Sunday, May 21, 2006
The Army surgeon general is warning that the HBO documentary "Baghdad ER" is so graphic that military personnel watching it could experience symptoms of post-traumatic stress disorder. PTSD? Got it already and I don't need to know what the symptoms are, I know them upside, downside, inside and out. As the mother of a soldier killed in Iraq, it did not trigger any of that for me; I experience those symptoms every day. To see this compelling film only validated what I know or at least what I think I know about the excellent and professional care and concern given to our young military men and women when they are wounded or killed.
This documentary is introduced as a tribute to the "heroism and staff of 86th Combat Support Hospital". The Surgeon General's office also said "This film will have a strong impact on viewers and may cause anxiety for some soldiers and family members." uh, yeah.... but not like I thought. The amputation they showed was war. The blood and the wounds were war. The gallows humor in the operating room is war. The tears were real and so was the grief.
What got to me was the personal stuff. One of the patient/soldiers has the same green eyes that Ken had. It broke my heart when an injured soldier called his mom and you could hear her voice change when her world back home collided with a hospital halfway around the world. A mom never really knows what is behind the words in a phone call from the war front, so even though this soldier said he was okay, I know his mom didn't believe him.
What also touched me was the comaraderie between the staff. They will see things in that ER that we or their peers at home will never see. They will see things that will never be spoken of outside of the boundaries of Iraq, but this hospital staff will bear these scars until they breathe their last breath.
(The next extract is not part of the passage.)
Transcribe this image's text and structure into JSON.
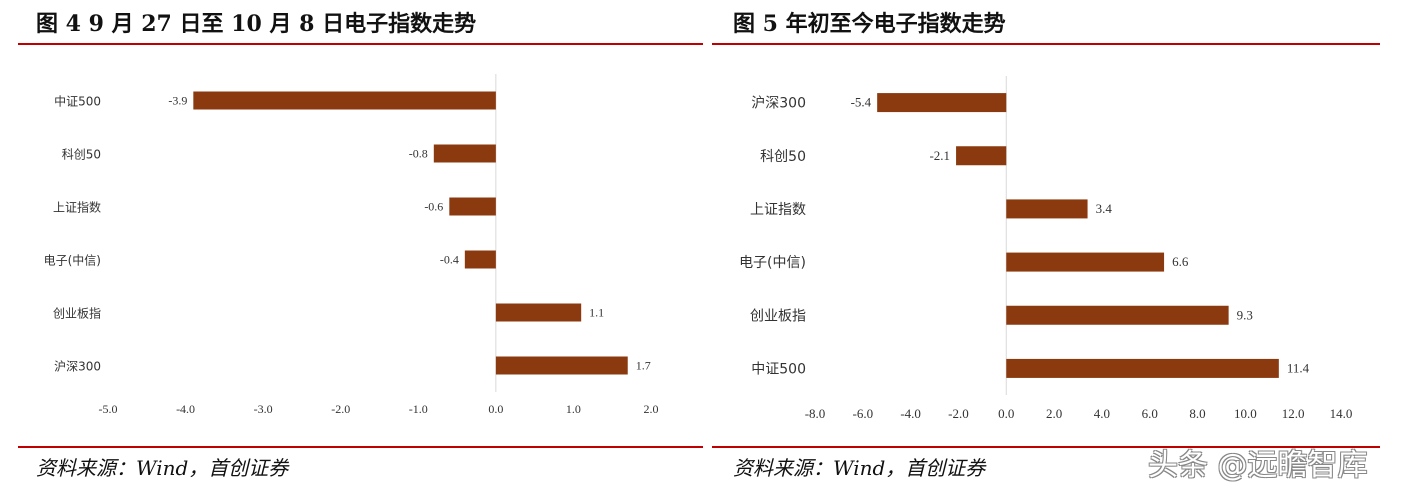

I couldn't help but wonder how different my journey would have been had Ken been wounded instead of killed. What if, what if? What if he wasn't killed instantly and heroic measures were made to keep him alive? I don't take that litle trip. It is what it is, this new normal of mine.
As the ER chaplain stood over each of his patients who died, he prayed that the "life and death of this soldier would hasten the cause of peace and end this senseless war". How could a military chaplain feel any other way?
Baghdad ER should be mandatory viewing for every person in this country. They should know that war is brutal and graphic and ugly and raw. This is not Hollywood but it is reality for over 20,000 soldiers who have been killed and wounded and their families.